Тут-то мне припомнилось наше последнее свидание с Хельмутом и его притча о друзьях Кае и Тите, в чьих гороскопах говорится разное. Он не мог не знать, что предсказание Фауста не сулит Вельзеру и фон Гуттену удачи в Венесуэле. Нехитро было узнать и о моем гороскопе: учитель не раз при свидетелях похвалялся, что в учениках у него любимец Фортуны, «везучий не по уму», как он изволил выражаться.
Мой любезный друг решил поверить астрологические выкладки практикой, как и следует ученому. Тит — это Кристоф Вагнер, Кай — Филипп фон Гуттен или Бартоломей Вельзер, а господин Хауф надумал хитрость: привязать к бревну окованный сундук и поглядеть, потонет ли то и другое или останется на плаву. «А ведь, может статься, ты найдешь там золото…» Моя ли удача победит их злосчастье — хорошо: дом Вельзеров добудет сокровищ вдесятеро больше против выскочки Писарро и, пожалуй, отблагодарит своего верного помощника. Я ли сгину вместе со всеми немцами — и это будет неплохо. Хитрый бес.
Я спросил у доктора, какова была первая экспедиция. К тому времени речь его была уж вовсе невнятной, но я понял примерно следующее. За пустынным побережьем начинаются сырые леса, где произрастают райские плоды, обитают животные, похожие разом на свинью и собаку или на крысу в драконьих латах, а также прекрасные амазонки, благосклонные к немцам и испанцам. В тех же лесах люди мрут от лихорадки и воспаления легких, а бывает, что и от голода, когда не могут охотиться. Там текут широкие реки, из которых одна — самая могучая. Реки нельзя пересечь ни вплавь, ни на лошади, потому что, если я верно его понял и он не шутил, рыбы этих рек съедают живое мясо быстрее, чем волки зайца. (В этом месте рассказа доктор сложил вместе ладони со скрюченными пальцами и принялся щелкать этим капканом, повторяя: «Рыбы! Рыбы! Маленькие рыбки раба на цепи сожрали прежде, чем наш поп прочел „Отче наш“, ты понял меня?» — а затем примолк и, выругавшись по-своему, хватил еще кружку.) О пятнистых кошках ягуарах и о коварстве дикарей я наслушался еще прежде. Далее сказочный лес, населенный красотками, сменяется каменистым плоскогорьем, где нечего есть, кроме ящериц и туземцев, женщины которых так страшны, что даже после многомесячного воздержания не кажутся желанными… Впрочем, возможно, у них к тому времени просто закончились и вино, и это пойло. Пришлось вернуться с позором, не достигнув Эльдорадо и Дома Солнца.

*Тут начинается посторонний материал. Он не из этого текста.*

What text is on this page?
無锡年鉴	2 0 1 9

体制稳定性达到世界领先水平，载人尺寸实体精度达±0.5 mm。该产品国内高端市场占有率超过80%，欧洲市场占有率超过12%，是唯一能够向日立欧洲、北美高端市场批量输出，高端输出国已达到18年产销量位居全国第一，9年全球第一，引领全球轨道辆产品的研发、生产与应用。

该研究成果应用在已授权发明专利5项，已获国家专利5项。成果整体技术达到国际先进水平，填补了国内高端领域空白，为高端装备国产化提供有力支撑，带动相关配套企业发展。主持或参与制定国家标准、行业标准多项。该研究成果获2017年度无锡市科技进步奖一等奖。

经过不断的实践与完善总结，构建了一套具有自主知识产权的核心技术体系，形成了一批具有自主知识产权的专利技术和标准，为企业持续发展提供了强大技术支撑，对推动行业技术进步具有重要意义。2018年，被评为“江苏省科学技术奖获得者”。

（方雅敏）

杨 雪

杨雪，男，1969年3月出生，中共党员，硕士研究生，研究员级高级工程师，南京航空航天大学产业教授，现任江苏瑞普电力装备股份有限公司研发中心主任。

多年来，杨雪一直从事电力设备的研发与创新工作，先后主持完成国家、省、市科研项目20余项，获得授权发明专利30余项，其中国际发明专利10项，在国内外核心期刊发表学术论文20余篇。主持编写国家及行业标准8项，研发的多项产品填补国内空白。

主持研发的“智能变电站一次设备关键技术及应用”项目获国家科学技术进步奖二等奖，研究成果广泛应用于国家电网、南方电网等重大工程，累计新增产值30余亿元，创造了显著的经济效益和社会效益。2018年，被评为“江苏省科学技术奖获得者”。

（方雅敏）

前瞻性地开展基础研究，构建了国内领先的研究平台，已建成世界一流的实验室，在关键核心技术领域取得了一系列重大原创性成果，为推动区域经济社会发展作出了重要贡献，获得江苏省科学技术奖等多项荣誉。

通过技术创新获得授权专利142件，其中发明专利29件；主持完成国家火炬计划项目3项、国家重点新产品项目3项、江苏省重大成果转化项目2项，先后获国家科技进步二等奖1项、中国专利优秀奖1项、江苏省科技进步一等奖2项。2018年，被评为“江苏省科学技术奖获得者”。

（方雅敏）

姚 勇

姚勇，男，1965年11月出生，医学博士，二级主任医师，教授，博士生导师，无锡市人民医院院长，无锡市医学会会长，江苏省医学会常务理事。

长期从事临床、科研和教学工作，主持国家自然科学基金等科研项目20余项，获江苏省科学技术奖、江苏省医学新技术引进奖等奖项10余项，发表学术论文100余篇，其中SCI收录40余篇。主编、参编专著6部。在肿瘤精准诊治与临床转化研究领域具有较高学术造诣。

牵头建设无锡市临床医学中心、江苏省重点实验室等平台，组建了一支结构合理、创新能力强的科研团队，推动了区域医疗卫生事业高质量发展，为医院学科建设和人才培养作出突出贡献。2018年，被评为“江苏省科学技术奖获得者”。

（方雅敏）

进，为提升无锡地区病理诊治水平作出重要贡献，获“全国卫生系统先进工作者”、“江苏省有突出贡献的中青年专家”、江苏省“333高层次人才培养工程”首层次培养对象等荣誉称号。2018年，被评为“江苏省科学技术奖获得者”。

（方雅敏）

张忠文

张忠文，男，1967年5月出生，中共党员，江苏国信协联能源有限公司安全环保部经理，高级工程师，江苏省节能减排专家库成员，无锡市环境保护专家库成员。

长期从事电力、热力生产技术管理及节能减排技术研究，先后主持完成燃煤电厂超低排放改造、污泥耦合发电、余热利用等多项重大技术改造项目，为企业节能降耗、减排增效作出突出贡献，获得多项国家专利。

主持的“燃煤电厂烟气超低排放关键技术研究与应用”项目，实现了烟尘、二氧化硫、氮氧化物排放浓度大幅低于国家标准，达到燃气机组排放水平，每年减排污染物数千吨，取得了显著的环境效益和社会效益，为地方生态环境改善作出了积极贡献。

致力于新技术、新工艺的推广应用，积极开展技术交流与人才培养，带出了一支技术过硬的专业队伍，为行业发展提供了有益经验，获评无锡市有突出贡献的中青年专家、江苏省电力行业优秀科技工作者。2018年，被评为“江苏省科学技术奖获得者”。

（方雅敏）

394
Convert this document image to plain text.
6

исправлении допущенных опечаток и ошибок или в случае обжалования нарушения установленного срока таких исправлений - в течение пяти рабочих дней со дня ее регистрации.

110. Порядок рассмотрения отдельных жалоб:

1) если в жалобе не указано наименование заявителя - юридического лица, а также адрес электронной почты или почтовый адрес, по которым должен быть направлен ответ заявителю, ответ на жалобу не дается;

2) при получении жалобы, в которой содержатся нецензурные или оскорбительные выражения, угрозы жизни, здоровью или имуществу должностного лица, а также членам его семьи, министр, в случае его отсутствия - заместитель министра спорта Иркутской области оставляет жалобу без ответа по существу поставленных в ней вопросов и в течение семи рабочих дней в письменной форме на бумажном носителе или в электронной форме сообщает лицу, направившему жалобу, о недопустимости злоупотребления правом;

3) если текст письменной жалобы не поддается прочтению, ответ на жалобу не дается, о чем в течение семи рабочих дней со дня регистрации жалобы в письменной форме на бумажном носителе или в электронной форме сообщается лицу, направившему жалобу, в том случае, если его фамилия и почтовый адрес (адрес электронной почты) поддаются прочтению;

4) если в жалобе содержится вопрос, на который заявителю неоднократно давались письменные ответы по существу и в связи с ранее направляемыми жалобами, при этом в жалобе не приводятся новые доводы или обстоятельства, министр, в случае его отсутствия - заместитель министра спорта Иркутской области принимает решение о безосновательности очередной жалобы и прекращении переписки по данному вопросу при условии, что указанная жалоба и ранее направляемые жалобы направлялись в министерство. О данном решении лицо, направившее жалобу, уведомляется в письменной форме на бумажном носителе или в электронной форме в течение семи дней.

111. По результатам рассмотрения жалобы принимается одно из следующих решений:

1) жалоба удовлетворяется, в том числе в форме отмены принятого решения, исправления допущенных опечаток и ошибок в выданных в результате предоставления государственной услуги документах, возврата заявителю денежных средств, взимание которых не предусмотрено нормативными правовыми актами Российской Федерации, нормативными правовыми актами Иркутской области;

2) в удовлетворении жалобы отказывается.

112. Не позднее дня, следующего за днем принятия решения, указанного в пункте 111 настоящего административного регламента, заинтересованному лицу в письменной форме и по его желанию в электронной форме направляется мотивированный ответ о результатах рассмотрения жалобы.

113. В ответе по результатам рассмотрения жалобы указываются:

Что ж, бежать мне некуда. В лесу смерть гадательная, там я, врач, по крайней мере нужен моим спутникам. Здесь, в Коро, моя смерть ходит открыто, с клинком и аркебузой, таращится на меня из каждого переулка, из-за каждого столика в харчевне. Здесь я не нужен никому, ни испанцам, ни католику-губернатору, ни, менее всего, собрату-медику. Пускай все будет по Хельмутову слову — и по слову доминуса. Я, досточтимые господа, с молодых лет привык доверять учителю.
Глава 4
Гомункул удивился, когда я подошла к нему с кувшином.
Я поставила кувшин и села за стол, опершись локтями.
— Это рейнское. Немного, пол-ложки на кварту. Дядюшка обмолвился, вы прежде любили это вино.
Уродец так и встрепенулся в растворе. Лысый, красный, морщинистый и жуткий, будто мертвый птенец.
— Догадалась.
— Да, такого мне в голову не приходило. В детстве думала, как все сироты, что отец приедет за мной на прекрасном коне…
— Только за мной вы не приехали. Я не упрекаю, я верю, что вы не знали.
— Довольна. Я понимаю. Зачем такому, как вы, жена и дочь?
Он рассмеялся нервозным, пьяным смехом. Я рассмеялась тоже.
— Дело ваше, верить или нет, но за эти полгода я успела вас полюбить. И того Фауста, о котором рассказывал Кристоф, и вот это творение, с которым говорила по вечерам.
— Но все же вы сделали, что задумали. Создали гомункула и посрамили нечистого, не дав ему завладеть вашей душой.
— Вы начали создание гомункула за несколько месяцев? И сперва он не имел души?